Precisamos admitir que somos uma sociedade psicofóbica, aprendemos desde cedo a excluir os considerados "loucos" nos hospícios e não termos de lidar com eles, e hoje não sabemos como conviver com pessoas que possuem algum transtorno mental, ou mesmo dificuldade emocional. Só sabemos fazer o que sempre fizemos: excluir e isolar aqueles com os quais não sabemos conviver. Mas isso pode mudar, podemos começar por trabalhar em criar uma sociedade mais saudável e menos adoecedora. Sempre que lutamos contra opressões sociais, estamos de alguma forma lutando contra a psicofobia também. Quanto menos preconceituosa uma sociedade for, mais construímos um ambiente mais saudável e menos mentalmente adoecedor.

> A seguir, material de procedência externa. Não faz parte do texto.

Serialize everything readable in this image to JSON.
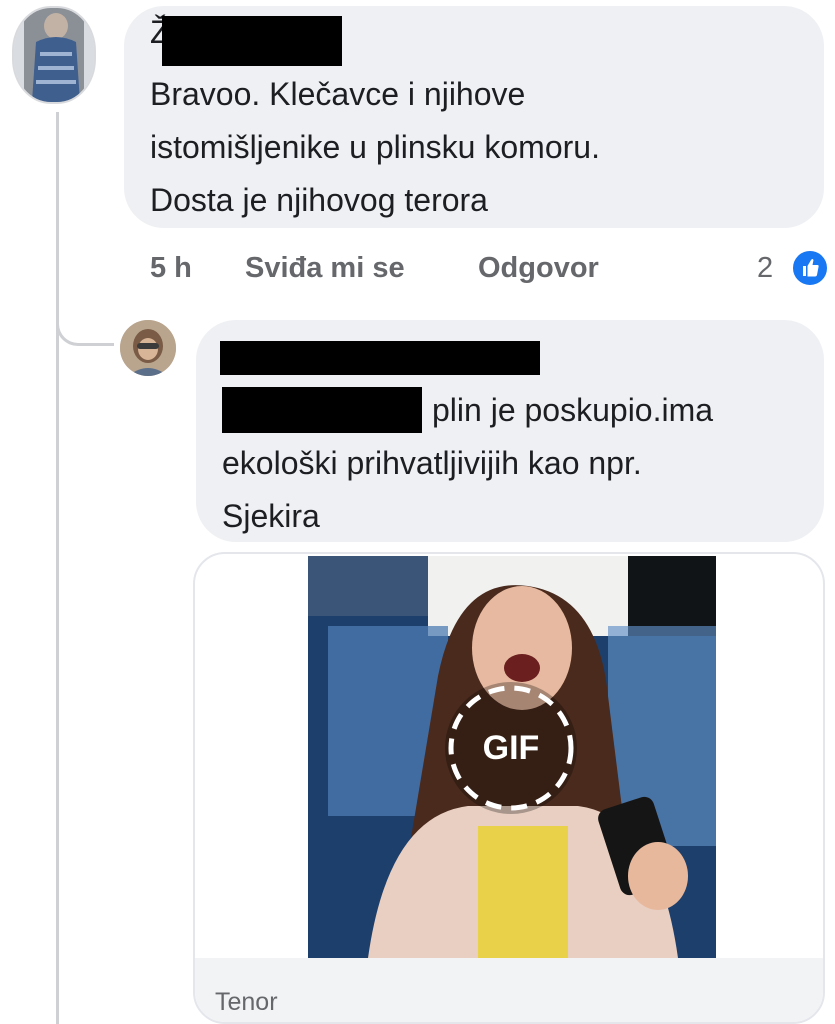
{
  "comments": [
    {
      "author_visible": "Ž",
      "lines": [
        "Bravoo. Klečavce i njihove",
        "istomišljenike u plinsku komoru.",
        "Dosta je njihovog terora"
      ],
      "timestamp": "5 h",
      "like_label": "Sviđa mi se",
      "reply_label": "Odgovor",
      "reaction_count": "2",
      "reaction_icon": "thumbs-up-icon"
    }
  ],
  "reply": {
    "lines": [
      "plin je poskupio.ima",
      "ekološki prihvatljivijih kao npr.",
      "Sjekira"
    ],
    "gif": {
      "badge": "GIF",
      "source": "Tenor"
    }
  },
  "colors": {
    "bubble": "#eff0f3",
    "meta_text": "#65676b",
    "like_blue": "#1877f2",
    "thread_line": "#ced0d4"
  }
}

Cabe ainda desconstruir preconceitos, valorizar a psicologia e os serviços de saúde mental, superarmos atitudes que agravem o sofrimento psíquico (como ataques em redes sociais, por exemplo) e aprendermos a desenvolver uma atitude mais empática e humana. É preciso aprender a lidar e ajudar pessoas “emocionalmente problemáticas”, ao invés de acharmos que a solução é afastar-se ou isolá-las. É necessário desfazer-se de estigmas em torno dos diagnósticos de transtornos mentais, deixar de associar a "loucura" com a figura do criminoso e construir formas de acolhimento de pessoas em sofrimento psíquico. Parece-me que muita coisa ainda precisa ser feita, mas o ponto é que não podemos mais continuar naturalizando a psicofobia ou fingindo que ela não existe.